One spouse must live in Florida for six months before filing for a divorce.
Florida is a no-fault divorce state. The only requirements to getting a Florida divorce are that the marriage is irretrievably broken and that the filing spouse meets the residency requirements.
The divorce paperwork must be filed in either the county where the defendant resides or the county where the spouses last lived together prior to separating.
An uncontested divorce means that the spouses agree on the division of marital property, alimony, and child custody, support, and visitation. The spouses sign a Marital Settlement Agreement and go to court for a quick hearing to finalize the divorce. The cost of an uncontested Florida divorce is usually minimal. It generally takes 30 days after the parties sign the Marital Settlement Agreement for the court to finalize the uncontested divorce.
Florida requires an equitable distribution of the marital property. Each spouse keeps the property and debts that belonged to them before the marriage. Each spouse also keeps any property received as a gift or inheritance, or any property that the spouses agree to divide in a written agreement. Any property that was acquired before the spouses married or that was received as a gift or inheritance is not considered marital property.
Alimony can be requested when one spouse needs financial assistance. In order to qualify for alimony, the requesting spouse must prove need and that the paying spouse is financially able to make the payments.
The Florida divorce court can award temporary alimony until the final divorce hearing is held. Then, at the final divorce hearing, the court can order permanent alimony if it is requested and necessary.
A spouse who does not make timely support payments can have his or her wages garnished. The court orders that alimony be automatically taken from the paying spouse's paycheck. The court can also order that the paying spouse give the alimony payments to the Support Enforcement Department, which will give the money to the receiving spouse.
If the paying spouse fails to make timely and sufficient payments, the court can suspend the paying spouse's driver's license.
All divorcing spouses who have children must complete a Parent Education and Family Stabilization class. This class helps parents to minimize the emotional trauma of the divorce on the children. Each parent must independently complete the course before the divorce enters the court.

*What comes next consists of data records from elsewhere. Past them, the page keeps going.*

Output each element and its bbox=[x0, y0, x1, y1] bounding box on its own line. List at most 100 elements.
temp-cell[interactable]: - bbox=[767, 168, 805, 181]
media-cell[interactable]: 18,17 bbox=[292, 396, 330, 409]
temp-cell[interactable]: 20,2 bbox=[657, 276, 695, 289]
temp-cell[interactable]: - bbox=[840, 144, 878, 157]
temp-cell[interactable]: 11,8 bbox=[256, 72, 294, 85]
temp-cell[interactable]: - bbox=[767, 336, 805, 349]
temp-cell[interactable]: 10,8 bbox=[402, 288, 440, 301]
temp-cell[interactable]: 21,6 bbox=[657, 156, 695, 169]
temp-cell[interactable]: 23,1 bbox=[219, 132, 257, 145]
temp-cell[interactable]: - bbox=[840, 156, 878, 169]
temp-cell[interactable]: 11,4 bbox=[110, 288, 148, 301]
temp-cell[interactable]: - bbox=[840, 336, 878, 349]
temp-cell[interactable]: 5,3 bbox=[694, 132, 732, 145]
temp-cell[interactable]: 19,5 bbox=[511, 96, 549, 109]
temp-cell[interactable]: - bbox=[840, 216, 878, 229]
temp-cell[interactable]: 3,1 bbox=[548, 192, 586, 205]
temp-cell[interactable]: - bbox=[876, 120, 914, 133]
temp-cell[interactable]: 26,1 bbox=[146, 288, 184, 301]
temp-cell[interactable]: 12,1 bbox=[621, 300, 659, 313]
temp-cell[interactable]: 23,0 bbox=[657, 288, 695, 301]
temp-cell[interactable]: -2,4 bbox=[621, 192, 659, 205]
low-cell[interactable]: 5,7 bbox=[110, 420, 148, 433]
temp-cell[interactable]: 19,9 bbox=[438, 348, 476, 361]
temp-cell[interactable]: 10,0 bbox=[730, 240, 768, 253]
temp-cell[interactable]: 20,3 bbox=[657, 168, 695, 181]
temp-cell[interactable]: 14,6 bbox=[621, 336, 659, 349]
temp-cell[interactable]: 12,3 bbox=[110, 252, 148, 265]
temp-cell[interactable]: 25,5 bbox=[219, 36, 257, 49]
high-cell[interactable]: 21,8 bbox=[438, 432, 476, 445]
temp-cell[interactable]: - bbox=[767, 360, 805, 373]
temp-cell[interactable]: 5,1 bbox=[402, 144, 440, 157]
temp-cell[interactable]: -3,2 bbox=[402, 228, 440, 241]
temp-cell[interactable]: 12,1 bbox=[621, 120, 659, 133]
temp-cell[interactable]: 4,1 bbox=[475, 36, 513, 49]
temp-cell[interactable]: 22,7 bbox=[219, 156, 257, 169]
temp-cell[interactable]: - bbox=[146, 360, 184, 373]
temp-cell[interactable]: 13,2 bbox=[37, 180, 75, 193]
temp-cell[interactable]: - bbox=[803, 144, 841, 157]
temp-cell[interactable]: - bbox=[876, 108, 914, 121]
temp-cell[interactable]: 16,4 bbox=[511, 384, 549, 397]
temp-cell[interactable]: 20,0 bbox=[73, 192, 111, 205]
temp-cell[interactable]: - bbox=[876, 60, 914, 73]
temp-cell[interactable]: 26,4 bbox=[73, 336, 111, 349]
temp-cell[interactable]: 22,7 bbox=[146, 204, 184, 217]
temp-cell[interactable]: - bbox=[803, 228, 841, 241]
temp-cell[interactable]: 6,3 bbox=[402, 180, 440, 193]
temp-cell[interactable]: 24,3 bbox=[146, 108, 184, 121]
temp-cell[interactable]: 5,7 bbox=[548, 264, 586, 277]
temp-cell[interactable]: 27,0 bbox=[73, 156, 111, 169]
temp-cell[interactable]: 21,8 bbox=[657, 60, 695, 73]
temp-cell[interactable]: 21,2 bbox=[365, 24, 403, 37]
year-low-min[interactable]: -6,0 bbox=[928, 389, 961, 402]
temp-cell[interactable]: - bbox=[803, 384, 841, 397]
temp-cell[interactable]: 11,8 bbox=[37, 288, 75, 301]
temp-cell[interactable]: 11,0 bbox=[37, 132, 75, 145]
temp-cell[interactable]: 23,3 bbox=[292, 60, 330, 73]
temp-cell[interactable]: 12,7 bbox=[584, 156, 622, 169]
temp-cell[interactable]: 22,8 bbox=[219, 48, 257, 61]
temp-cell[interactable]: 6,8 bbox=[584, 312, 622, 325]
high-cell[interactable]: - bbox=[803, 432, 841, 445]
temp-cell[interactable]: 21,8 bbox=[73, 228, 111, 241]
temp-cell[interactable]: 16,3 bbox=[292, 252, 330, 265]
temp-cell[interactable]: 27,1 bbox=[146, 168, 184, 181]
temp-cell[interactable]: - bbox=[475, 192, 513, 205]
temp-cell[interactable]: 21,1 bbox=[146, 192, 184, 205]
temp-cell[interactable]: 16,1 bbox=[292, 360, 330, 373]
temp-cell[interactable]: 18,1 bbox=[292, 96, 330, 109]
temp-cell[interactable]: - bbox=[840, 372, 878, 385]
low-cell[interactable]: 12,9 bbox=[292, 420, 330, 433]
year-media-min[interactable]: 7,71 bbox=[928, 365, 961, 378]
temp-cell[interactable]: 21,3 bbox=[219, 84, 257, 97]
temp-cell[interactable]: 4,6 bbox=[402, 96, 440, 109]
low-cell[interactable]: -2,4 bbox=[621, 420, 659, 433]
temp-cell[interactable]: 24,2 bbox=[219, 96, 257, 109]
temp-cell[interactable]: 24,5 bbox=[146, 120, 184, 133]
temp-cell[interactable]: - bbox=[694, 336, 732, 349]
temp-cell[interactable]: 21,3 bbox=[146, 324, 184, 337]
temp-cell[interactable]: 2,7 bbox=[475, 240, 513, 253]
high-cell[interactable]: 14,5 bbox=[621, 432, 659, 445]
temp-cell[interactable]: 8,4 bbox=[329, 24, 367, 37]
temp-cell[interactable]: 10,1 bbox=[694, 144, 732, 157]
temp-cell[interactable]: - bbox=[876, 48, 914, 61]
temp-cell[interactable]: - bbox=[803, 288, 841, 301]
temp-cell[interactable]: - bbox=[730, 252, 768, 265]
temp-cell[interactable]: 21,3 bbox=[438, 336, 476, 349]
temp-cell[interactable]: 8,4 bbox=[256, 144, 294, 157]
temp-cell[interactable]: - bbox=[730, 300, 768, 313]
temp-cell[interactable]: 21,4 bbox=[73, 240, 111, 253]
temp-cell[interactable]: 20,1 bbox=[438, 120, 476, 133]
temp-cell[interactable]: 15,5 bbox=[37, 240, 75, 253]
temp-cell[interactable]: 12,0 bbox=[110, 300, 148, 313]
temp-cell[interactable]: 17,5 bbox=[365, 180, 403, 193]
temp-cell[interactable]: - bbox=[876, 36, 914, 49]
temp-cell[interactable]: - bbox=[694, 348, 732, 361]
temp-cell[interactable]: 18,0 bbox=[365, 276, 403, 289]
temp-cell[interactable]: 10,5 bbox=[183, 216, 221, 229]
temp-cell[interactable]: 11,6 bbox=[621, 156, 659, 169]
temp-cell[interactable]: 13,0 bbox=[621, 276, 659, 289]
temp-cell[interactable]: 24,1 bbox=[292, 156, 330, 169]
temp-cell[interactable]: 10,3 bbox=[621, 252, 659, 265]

When the court decides on the issue of child custody and visitation, the gender of the parents is not considered. For example, a mother will not automatically receive custody of the children just because she is the mother. The judge must only consider what is in the best interests of the child. Florida divorce law requires Shared Parental Responsibility. This means that even though the child may live with one parent, the other parent has equal say in raising the child. Each party must be consulted on the education, health, religion, and discipline of the child. And, if the parties cannot agree on these important issues, the judge will make the decisions.